Faster linker

Joakim dlang at joakim.fea.st
Sat Nov 10 15:15:30 UTC 2018


On Saturday, 10 November 2018 at 13:38:09 UTC, Kagamin wrote:
> On Friday, 9 November 2018 at 15:30:24 UTC, Joakim wrote:
>> I plan on moving the native packages for the Termux app on 
>> Android to use -link-internally by default (they currently 
>> default to clang/bfd), since it should be straightforward to 
>> add the necessary linker flags and logic for that limited 
>> environment. Maybe we could do that for Mac and even Windows 
>> someday too, but I can't imagine we'll ever have an official 
>> ldc that works for every linux distro! ;)
>
> Can't Debian-based systems be covered?

Why, because it's the most common distro? I've never really used 
Debian much- I've long preferred and used Arch- but I just looked 
up what would be needed on Ubuntu 18.04.

Building a simple sample D file with the latest ldc 1.3 beta 
shows the following linker command invoked by the system 
compiler, gcc:

/usr/lib/gcc/x86_64-linux-gnu/7/collect2 -plugin 
/usr/lib/gcc/x86_64-linux-gnu/7/liblto_plugin.so 
-plugin-opt=/usr/lib/gcc/x86_64-linux-gnu/7/lto-wrapper 
-plugin-opt=-fresolution=/tmp/ccd77bzy.res 
-plugin-opt=-pass-through=-lgcc -plugin-opt=-pass-through=-lgcc_s 
-plugin-opt=-pass-through=-lc -plugin-opt=-pass-through=-lgcc 
-plugin-opt=-pass-through=-lgcc_s --sysroot=/ --build-id 
--eh-frame-hdr -m elf_x86_64 --hash-style=gnu --as-needed 
-dynamic-linker /lib64/ld-linux-x86-64.so.2 -pie -z now 
-fuse-ld=gold -z relro -o sieve 
/usr/lib/gcc/x86_64-linux-gnu/7/../../../x86_64-linux-gnu/Scrt1.o 
/usr/lib/gcc/x86_64-linux-gnu/7/../../../x86_64-linux-gnu/crti.o 
/usr/lib/gcc/x86_64-linux-gnu/7/crtbeginS.o 
-L/home/joakim/ldc2-1.13.0-beta1-linux-x86_64/bin/../lib 
-L/home/joakim/ldc2-1.13.0-beta1-linux-x86_64/bin/../lib32 
-L/usr/lib/gcc/x86_64-linux-gnu/7 
-L/usr/lib/gcc/x86_64-linux-gnu/7/../../../x86_64-linux-gnu 
-L/usr/lib/gcc/x86_64-linux-gnu/7/../../../../lib 
-L/lib/x86_64-linux-gnu -L/lib/../lib -L/usr/lib/x86_64-linux-gnu 
-L/usr/lib/../lib -L/usr/lib/gcc/x86_64-linux-gnu/7/../../.. 
sieve.o --no-warn-search-mismatch -lphobos2-ldc -ldruntime-ldc 
--gc-sections -lrt -ldl -lpthread -lm -lgcc --push-state 
--as-needed -lgcc_s --pop-state -lc -lgcc --push-state 
--as-needed -lgcc_s --pop-state 
/usr/lib/gcc/x86_64-linux-gnu/7/crtendS.o 
/usr/lib/gcc/x86_64-linux-gnu/7/../../../x86_64-linux-gnu/crtn.o

Some of that isn't strictly necessary, but you will likely need 
those libc files that it automatically adds, which dpkg tells me 
come in the libc6-dev and libgcc-7-dev packages.

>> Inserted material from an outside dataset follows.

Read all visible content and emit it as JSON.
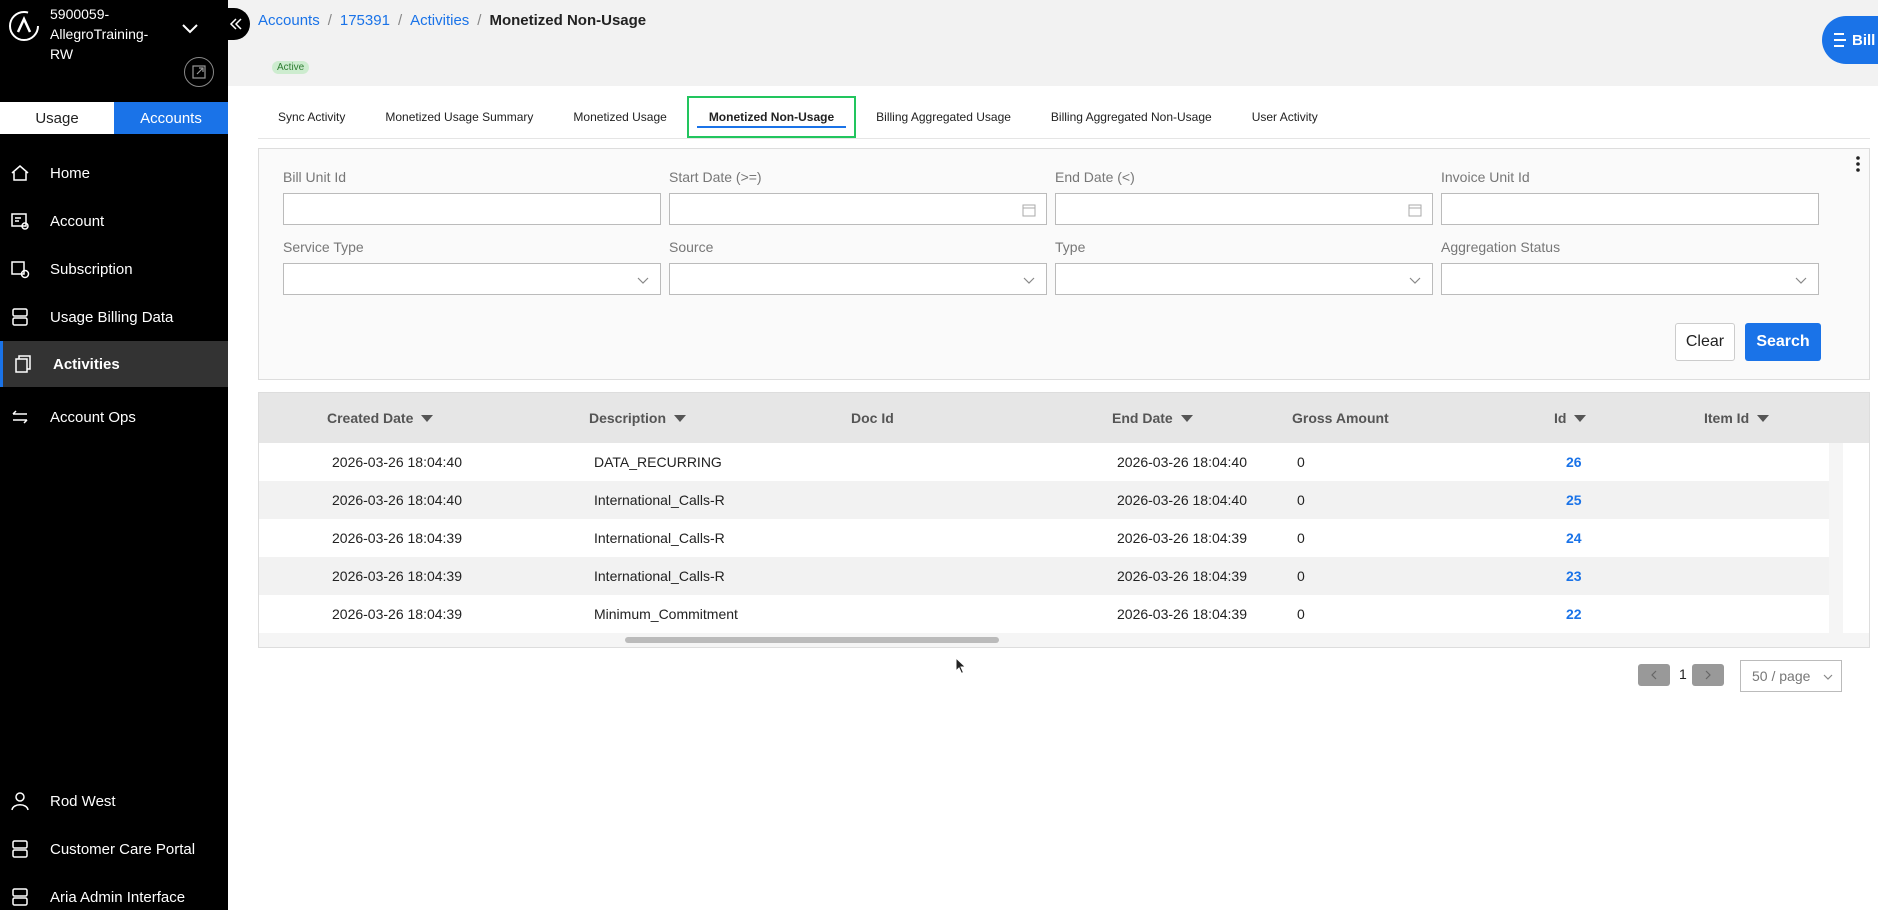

OK, but how do we know to look in those packages' paths without 
the pre-configured system gcc telling us? Try running `apt search 
libc`: you'll come up with a ton of alternative packages, with 
many other paths and libc files that could've been used.

I'm not saying it couldn't be done to some extent, but it seems a 
pain even on Ubuntu alone.

> It may make sense to have a config section for internal linker 
> arguments, so that if it doesn't work, cc can still be used.

If you mean a config file, I think you could use ldc's ldc2.conf 
for that. And yeah, you could have ldc switch back and forth 
between a config for its internal lld and the external C compiler.

This all depends on someone putting in the work to remove that 
current dependency on the C compiler on various platforms. I'll 
be looking into it for the ldc package on Termux for Android, 
you're free to do the same on any other platform.